Forcing is a technique in set theory, invented by Paul Cohen. It was first used to prove independence of the continuum hypothesis from the axioms of set theory, and is nowadays one of the basic techniques in the field.

In it, a forcing relation between "conditions" and statements of set theory is considered. Each "condition" is a finite piece of information - the idea is that only finite pieces are relevant for consistency, since by the compactness theorem a theory is satisfiable if and only if every finite subset of its axioms is satisfiable. Then, we can pick an infinite set of consistent conditions to extend our model. Thus, assuming consistency of set theory, we prove consistency of the theory extended with this infinite set.

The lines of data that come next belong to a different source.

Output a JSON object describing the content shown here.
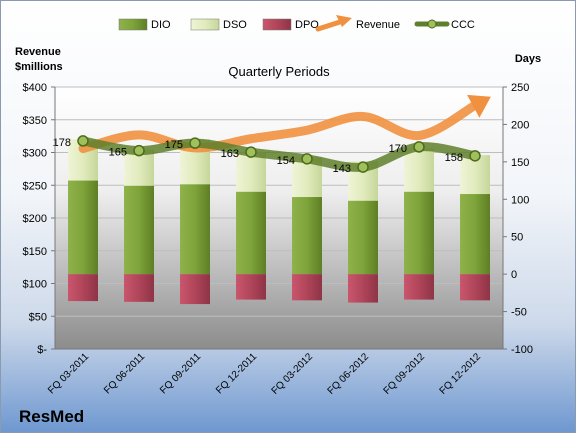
{
  "chart_data": {
    "type": "bar",
    "title": "Quarterly Periods",
    "company": "ResMed",
    "y_left_label_line1": "Revenue",
    "y_left_label_line2": "$millions",
    "y_right_label": "Days",
    "categories": [
      "FQ 03-2011",
      "FQ 06-2011",
      "FQ 09-2011",
      "FQ 12-2011",
      "FQ 03-2012",
      "FQ 06-2012",
      "FQ 09-2012",
      "FQ 12-2012"
    ],
    "left_ticks": [
      "$-",
      "$50",
      "$100",
      "$150",
      "$200",
      "$250",
      "$300",
      "$350",
      "$400"
    ],
    "right_ticks": [
      "-100",
      "-50",
      "0",
      "50",
      "100",
      "150",
      "200",
      "250"
    ],
    "ylim_left": [
      0,
      400
    ],
    "ylim_right": [
      -100,
      250
    ],
    "series": [
      {
        "name": "DIO",
        "kind": "bar",
        "color": "#7ea33a",
        "values": [
          125,
          118,
          120,
          110,
          103,
          98,
          110,
          107
        ]
      },
      {
        "name": "DSO",
        "kind": "bar",
        "color": "#e4edc4",
        "values": [
          55,
          48,
          60,
          52,
          53,
          53,
          58,
          52
        ]
      },
      {
        "name": "DPO",
        "kind": "bar",
        "color": "#b8475e",
        "values": [
          -36,
          -37,
          -40,
          -34,
          -35,
          -38,
          -34,
          -35
        ]
      },
      {
        "name": "Revenue",
        "kind": "line",
        "color": "#f0913f",
        "values": [
          306,
          327,
          307,
          321,
          334,
          355,
          326,
          372
        ]
      },
      {
        "name": "CCC",
        "kind": "line",
        "color": "#5f7f2b",
        "values": [
          178,
          165,
          175,
          163,
          154,
          143,
          170,
          158
        ]
      }
    ],
    "ccc_labels": [
      "178",
      "165",
      "175",
      "163",
      "154",
      "143",
      "170",
      "158"
    ],
    "grid": true,
    "legend_position": "top"
  }
}
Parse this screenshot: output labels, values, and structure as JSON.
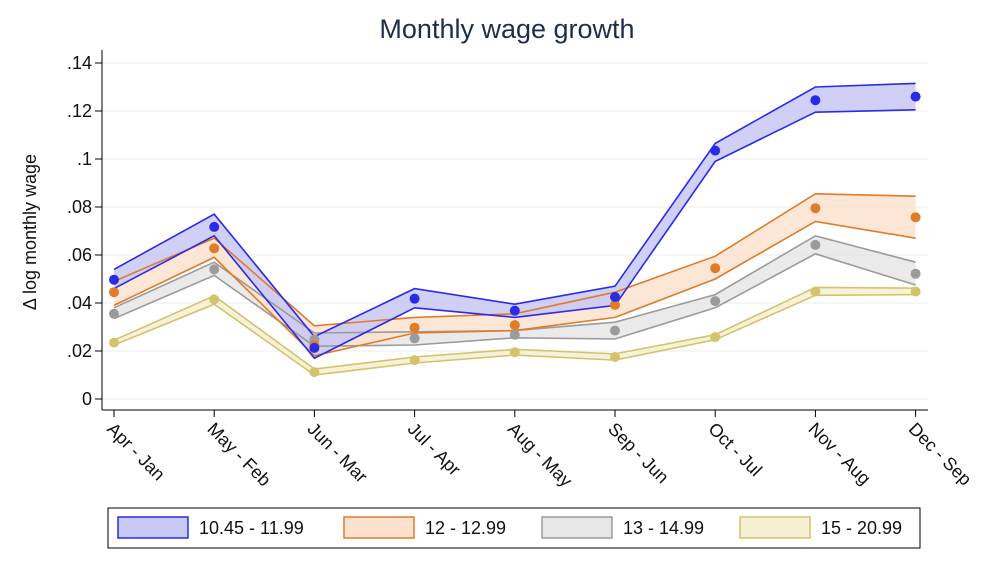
{
  "chart_data": {
    "type": "line",
    "title": "Monthly wage growth",
    "ylabel": "Δ log monthly wage",
    "xlabel": "",
    "categories": [
      "Apr - Jan",
      "May - Feb",
      "Jun - Mar",
      "Jul - Apr",
      "Aug - May",
      "Sep - Jun",
      "Oct - Jul",
      "Nov - Aug",
      "Dec - Sep"
    ],
    "ylim": [
      0,
      0.14
    ],
    "yticks": [
      0,
      0.02,
      0.04,
      0.06,
      0.08,
      0.1,
      0.12,
      0.14
    ],
    "ytick_labels": [
      "0",
      ".02",
      ".04",
      ".06",
      ".08",
      ".1",
      ".12",
      ".14"
    ],
    "grid": true,
    "legend_position": "bottom",
    "series": [
      {
        "name": "10.45 - 11.99",
        "line_color": "#2a2ae8",
        "fill_color": "#c8c8f4",
        "values": [
          0.0497,
          0.0717,
          0.0213,
          0.0418,
          0.0368,
          0.0425,
          0.1035,
          0.1245,
          0.126
        ],
        "lower": [
          0.046,
          0.068,
          0.017,
          0.038,
          0.034,
          0.039,
          0.099,
          0.1195,
          0.1205
        ],
        "upper": [
          0.054,
          0.077,
          0.026,
          0.046,
          0.0395,
          0.047,
          0.1065,
          0.13,
          0.1315
        ]
      },
      {
        "name": "12 - 12.99",
        "line_color": "#e07b2a",
        "fill_color": "#fbe2cf",
        "values": [
          0.0445,
          0.0628,
          0.0225,
          0.0297,
          0.0308,
          0.0392,
          0.0545,
          0.0795,
          0.0757
        ],
        "lower": [
          0.039,
          0.059,
          0.018,
          0.0275,
          0.0285,
          0.034,
          0.05,
          0.074,
          0.067
        ],
        "upper": [
          0.049,
          0.067,
          0.0305,
          0.034,
          0.0355,
          0.0445,
          0.0595,
          0.0855,
          0.0845
        ]
      },
      {
        "name": "13 - 14.99",
        "line_color": "#9b9b9b",
        "fill_color": "#e6e6e6",
        "values": [
          0.0355,
          0.054,
          0.0248,
          0.0253,
          0.0268,
          0.0285,
          0.0408,
          0.0642,
          0.0522
        ],
        "lower": [
          0.0335,
          0.0515,
          0.022,
          0.0225,
          0.0255,
          0.025,
          0.038,
          0.0605,
          0.0475
        ],
        "upper": [
          0.038,
          0.057,
          0.0275,
          0.028,
          0.0285,
          0.032,
          0.0435,
          0.068,
          0.057
        ]
      },
      {
        "name": "15 - 20.99",
        "line_color": "#d4c36c",
        "fill_color": "#f5f0d4",
        "values": [
          0.0235,
          0.0415,
          0.0112,
          0.0162,
          0.0195,
          0.0175,
          0.0258,
          0.0448,
          0.0448
        ],
        "lower": [
          0.0225,
          0.0395,
          0.01,
          0.015,
          0.0183,
          0.0162,
          0.0247,
          0.0432,
          0.0435
        ],
        "upper": [
          0.0245,
          0.043,
          0.0125,
          0.0175,
          0.0207,
          0.0188,
          0.0268,
          0.0465,
          0.0462
        ]
      }
    ]
  }
}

Perhaps more clearly, the method can be explained in terms of Boolean-valued models. In it, any statement is assigned a truth value from some infinite Boolean algebra, rather than just a true/false value. Then an ultrafilter is picked in this Boolean algebra, which assigns values true/false to statements of our theory. The point is that the resulting theory has a model which contains this ultrafilter, which can be understood as a model obtained by extending the old one with this ultrafilter. By picking a Boolean-valued model in appropriate way, we can get a model that has the desired property. In it, only statements which must be true (are "forced" to be true) will be true, in a sense (since it has this extension/minimality property).